Fruit bodies of Bisporella sulfurina have a coloration similar to C. citrina, but they are smaller and grow in clusters on old, blackened, fungal stroma on wood. Phaeohelotium species appear similar, and Orbilia species produce smaller discs. Pithya and Chloroscypha grow on conifer foliage. Arachnopeziza cups have a fuzzy surface.

Other lookalikes include Hymenoscyphus species, including H. calyculus, but these can be distinguished by their distinct stalks, and growth on smaller woody debris like sticks and twigs, rather than logs and stumps. Many other small, yellow discos have fringed or hairy margins to the discs, like Anthracobia melaloma; this latter species grows on or near moss, rather than wood. Chlorosplenium chlora is another small cup fungus resembling C. citrina. It has a bright yellow outer surface, but the hymenium becomes develops greenish tints in age. The common jellyspot fungus (Dacrymyces stillatus) is usually smaller but can approach the dimensions of C. citrina. Similar in color, its fruit bodies are usually blob-like rather than cup shaped. Another cup fungus that grows on dead beech wood is Neobulgaria pura, but its fruit bodies are larger, ranging from 2–4 cm.

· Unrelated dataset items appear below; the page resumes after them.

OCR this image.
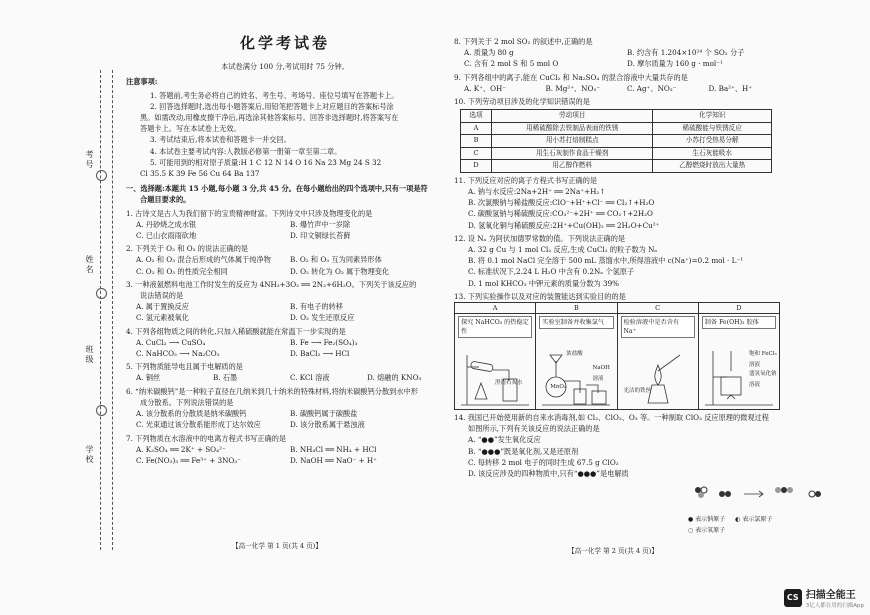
考号
姓名
班级
学校

化学考试卷

本试卷满分 100 分,考试用时 75 分钟。

注意事项:

1. 答题前,考生务必将自己的姓名、考生号、考场号、座位号填写在答题卡上。

2. 回答选择题时,选出每小题答案后,用铅笔把答题卡上对应题目的答案标号涂

黑。如需改动,用橡皮擦干净后,再选涂其他答案标号。回答非选择题时,将答案写在

答题卡上。写在本试卷上无效。

3. 考试结束后,将本试卷和答题卡一并交回。

4. 本试卷主要考试内容:人教版必修第一册第一章至第二章。

5. 可能用到的相对原子质量:H 1 C 12 N 14 O 16 Na 23 Mg 24 S 32

Cl 35.5 K 39 Fe 56 Cu 64 Ba 137

一、选择题:本题共 15 小题,每小题 3 分,共 45 分。在每小题给出的四个选项中,只有一项是符

合题目要求的。

1. 古诗文是古人为我们留下的宝贵精神财富。下列诗文中只涉及物理变化的是

A. 丹砂烧之成水银	B. 爆竹声中一岁除
C. 已山衣雨雨砍地	D. 印文铜绿长苔藓

2. 下列关于 O₂ 和 O₃ 的说法正确的是

A. O₂ 和 O₃ 混合后形成的气体属于纯净物	B. O₂ 和 O₃ 互为同素异形体
C. O₂ 和 O₃ 的性质完全相同	D. O₂ 转化为 O₃ 属于物理变化

3. 一种液氨燃料电池工作时发生的反应为 4NH₃+3O₂ ══ 2N₂+6H₂O。下列关于该反应的

说法错误的是

A. 属于置换反应	B. 有电子的转移
C. 氢元素被氧化	D. O₂ 发生还原反应

4. 下列各组物质之间的转化,只加入稀硫酸就能在常温下一步实现的是

A. CuCl₂ ⟶ CuSO₄	B. Fe ⟶ Fe₂(SO₄)₃
C. NaHCO₃ ⟶ Na₂CO₃	D. BaCl₂ ⟶ HCl

5. 下列物质能导电且属于电解质的是

A. 铜丝	B. 石墨	C. KCl 溶液	D. 熔融的 KNO₃

6. “纳米碳酸钙”是一种粒子直径在几纳米到几十纳米的特殊材料,将纳米碳酸钙分散到水中形

成分散系。下列说法错误的是

A. 该分散系的分散质是纳米碳酸钙	B. 碳酸钙属于碳酸盐
C. 光束通过该分散系能形成丁达尔效应	D. 该分散系属于悬浊液

7. 下列物质在水溶液中的电离方程式书写正确的是

A. K₂SO₄ ══ 2K⁺ + SO₄²⁻	B. NH₄Cl ══ NH₄ + HCl
C. Fe(NO₃)₃ ══ Fe³⁺ + 3NO₃⁻	D. NaOH ══ NaO⁻ + H⁺
【高一化学 第 1 页(共 4 页)】

8. 下列关于 2 mol SO₂ 的叙述中,正确的是

A. 质量为 80 g	B. 约含有 1.204×10²⁴ 个 SO₂ 分子
C. 含有 2 mol S 和 5 mol O	D. 摩尔质量为 160 g · mol⁻¹

9. 下列各组中的离子,能在 CuCl₂ 和 Na₂SO₄ 的混合溶液中大量共存的是

A. K⁺、OH⁻	B. Mg²⁺、NO₃⁻	C. Ag⁺、NO₃⁻	D. Ba²⁺、H⁺

10. 下列劳动项目涉及的化学知识错误的是

选项	劳动项目	化学知识
A	用稀硫酸除去铁制品表面的铁锈	稀硫酸能与铁锈反应
B	用小苏打焙制糕点	小苏打受热易分解
C	用生石灰制作食品干燥剂	生石灰能吸水
D	用乙醇作燃料	乙醇燃烧时放出大量热

11. 下列反应对应的离子方程式书写正确的是

A. 钠与水反应:2Na+2H⁺ ══ 2Na⁺+H₂↑

B. 次氯酸钠与稀盐酸反应:ClO⁻+H⁺+Cl⁻ ══ Cl₂↑+H₂O

C. 碳酸氢钠与稀硫酸反应:CO₃²⁻+2H⁺ ══ CO₂↑+2H₂O

D. 氢氧化铜与稀硫酸反应:2H⁺+Cu(OH)₂ ══ 2H₂O+Cu²⁺

12. 设 Nₐ 为阿伏加德罗常数的值。下列说法正确的是

A. 32 g Cu 与 1 mol Cl₂ 反应,生成 CuCl₂ 的粒子数为 Nₐ

B. 将 0.1 mol NaCl 完全溶于 500 mL 蒸馏水中,所得溶液中 c(Na⁺)=0.2 mol · L⁻¹

C. 标准状况下,2.24 L H₂O 中含有 0.2Nₐ 个氢原子

D. 1 mol KHCO₃ 中钾元素的质量分数为 39%

13. 下列实验操作以及对应的装置能达到实验目的的是

A
探究 NaHCO₃ 的热稳定性
澄清石灰水
B
实验室制备并收集氯气
浓盐酸
MnO₂
NaOH 溶液
C
检验溶液中是否含有 Na⁺
光洁的铁丝
D
制备 Fe(OH)₃ 胶体
饱和 FeCl₃ 溶液
盛氢氧化钠溶液

14. 我国已开始使用新的自来水消毒剂,如 Cl₂、ClO₂、O₃ 等。一种制取 ClO₂ 反应原理的微观过程

如图所示,下列有关该反应的说法正确的是

A. “●●”发生氧化反应

B. “●●●”既是氧化剂,又是还原剂

C. 每转移 2 mol 电子的同时生成 67.5 g ClO₂

D. 该反应涉及的四种物质中,只有“●●●”是电解质

● 表示钠原子 ◐ 表示氯原子
○ 表示氧原子
【高一化学 第 2 页(共 4 页)】
CS 扫描全能王
3亿人都在用的扫描App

Also similar are Bisporella pallescens, Dacrymyces capitatus, Guepiniopsis alpina, and members of Octospora.

Lookalikes
| Hymenoscyphus calyculus | Dacrymyces stillatus | Lachnellula arida |

==Distribution==
Calycina citrina is saprobic, and so obtains nutrients by breaking down complex organic molecules into simpler ones. Fruit bodies are typically encountered growing in dense clusters on the surface of rotten wood (especially deciduous trees), particularly beech. They have also been found growing on the fruit bodies of the polypore fungus Daedaleopsis confragosa. In a study of the succession of fungi associated with the decay of a 120-year-old healthy beech tree uprooted by strong winds, C. citrina was found on the wood about three years after the fall. It appeared after early colonizers such as Quaternaria quaternata, Tubercularia vulgaris (the anamorph form of Nectria cinnabarina), and Bulgaria inquinans, and was followed by Stereum hirsutum and Nectria cinnabarina.

== Ecology ==
The widespread fungus is known from North Africa, Asia, Europe, North America, Central and South America, Australia, and New Zealand. It is one of the most common of the small discomycetes.